IRIS, Impact Reporting & Investment Standards, is a reporting language developed under the auspices of the Global Impact Investing Network to encourage a common methodology for social impact reporting.


IRIS was designed for investors and organizations seeking investment. IRIS was born as a spinoff of an organization of investors and therefore reflects an impact investor’s perspective. It is useful to several types of investors including:

  • Investors in funds that may or may not focus on social investment
  • Direct investors in companies
  • Companies raising capital

One could also make the case for additional use of IRIS metrics by exporters seeking to participate in global supply chains.


  • Organization Description – the organization’s mission, business model, and location
  • Product Description – description or the organization’s products, services, and target markets
  • Financial Performance – standard financial statements and ratios plus other metrics related to micro enterprises and community service
  • Operational Impact – metrics that describe the organization’s policies, employees, and environmental impact; this is where sustainability is measured as well as other social metrics such as diversity
  • Product Impact – the performance and reach of the companies products and services; these metrics address the extent to which the venture contributes to the local or national economy and to quality of life indicators

The IRIS website also contains a glossary of terms used in impact measurement.


Most IRIS metrics are relevant to the organization across sectors. Some have particular relevance to organizations whose activities impact a certain sector.

IRIS identifies eight specific impact sectors:

  • Agriculture
  • Education
  • Energy
  • Environment
  • Financial Services
  • Health
  • Housing/Community Services
  • Water

IRIS is a useful tool for measuring social impact in a developing country context. International organizations and development financial institutions such as the International Finance Corporation often require companies seeking funding to show the economic, social and or environmental impact of their venture. IRIS can be used for making the case for investment in a given company, product or service, or project, even when it does not maximize returns on a purely financial basis. It is also useful for tracking progress against goals and reporting to stakeholders.
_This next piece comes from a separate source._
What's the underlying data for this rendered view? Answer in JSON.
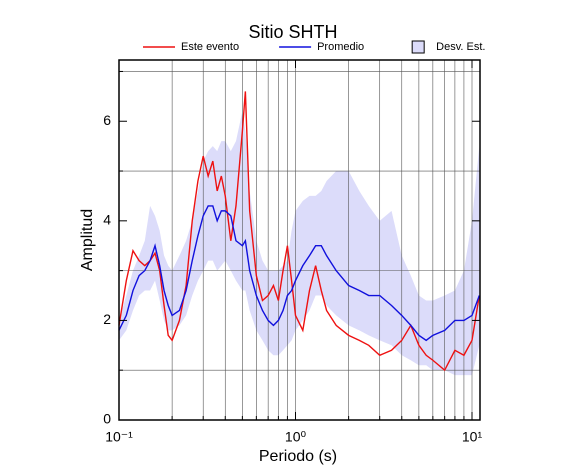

I would encourage all businesses operating in emerging and frontier markets to begin measuring the sustainability and social impact of their activities. This is especially true for exporters. These indicators are growing in importance not only for investors, but also for larger corporate and government buyers facing pressure to demonstrate corporate social responsibility. These companies will look to their supply chains to help boost their CSR scores. If the expertise does not exist in-house, seek out professionals with the technical and financial expertise to get the job done.